When these markers are low—glucose and insulin in the lower‑normal range—they signal efficient insulin signaling and flexible metabolism. If glucose dips too low, shakiness, sweating, and confusion can occur; this is more likely in children, after prolonged fasting, or when glucose‑lowering medications are present. Trained athletes often run low without symptoms.

When fasting insulin, glucose, or TyG drift high, it points to hepatic and adipose insulin resistance: the liver overreleases glucose, fat tissue leaks fatty acids, and triglycerides climb. People may notice fatigue after meals, brain fog, increased waist circumference, or skin tags. Puberty and pregnancy naturally raise insulin needs; women with PCOS and men with more visceral fat often show higher values.

Big picture: these biomarkers connect metabolism to cardiovascular risk, fatty liver, kidney strain, and cognition. Tracked with triglycerides, HDL, A1c, ALT, and C‑peptide, they reveal early shifts years before diabetes, sharpening risk assessment and long‑term planning.

What Insights Will I Get?

Insulin resistance sits at the crossroads of energy flow, metabolic flexibility, and vascular health. When cells respond poorly to insulin, glucose handling, lipid traffic, and inflammation all shift, influencing cardiovascular risk, cognition, fertility, and immune tone. At Superpower, we test Insulin, Glucose, and the TyG Index to map this system.

Insulin is the hormone that helps move glucose into cells; higher fasting insulin often signals compensatory output to overcome cellular resistance (hyperinsulinemia). Glucose is the circulating fuel; fasting glucose typically rises later, when resistance and beta‑cell stress are more advanced (impaired fasting glucose). The TyG Index combines fasting triglycerides and glucose; it is a validated surrogate of insulin resistance, particularly in the liver, and reflects lipid–glucose coupling and ectopic fat burden.

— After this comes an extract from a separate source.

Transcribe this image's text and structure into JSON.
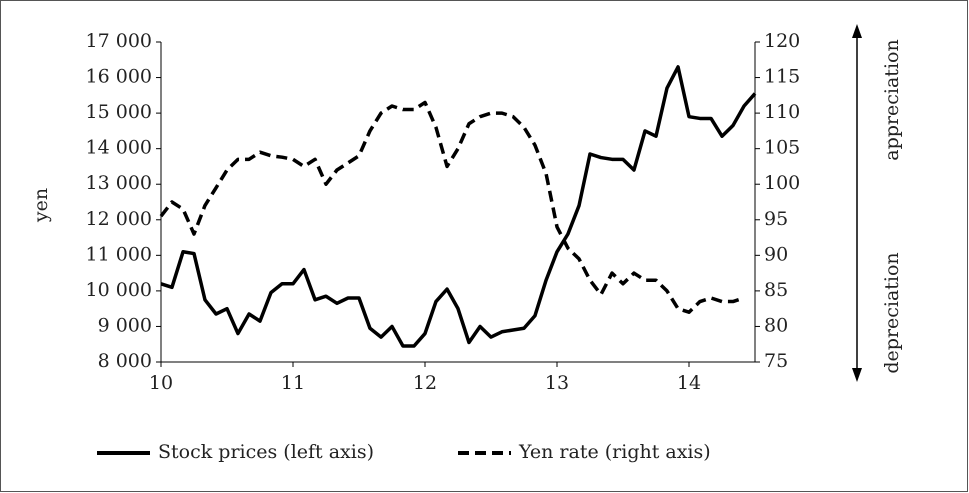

Insulin: Lower, stable fasting insulin suggests efficient signaling; elevated levels with normal glucose indicate early compensation; persistent elevation with rising glucose indicates diminishing beta‑cell reserve. Glucose: Stable, normal fasting glucose indicates effective glycemic control; upward drift signals impaired regulation and higher cardiometabolic strain. TyG Index: Lower values indicate flexible fuel handling and favorable hepatic insulin action; higher values indicate reduced metabolic flexibility, hepatic insulin resistance, and a more atherogenic milieu.

Notes: Interpretation is influenced by fasting status, acute illness or stress, pregnancy, age/puberty or menopause, sleep loss, and recent strenuous exercise. Medications (e.g., glucocorticoids, beta‑blockers, thiazides, statins), liver steatosis, and assay variability also affect results. Single measurements can fluctuate; context improves accuracy.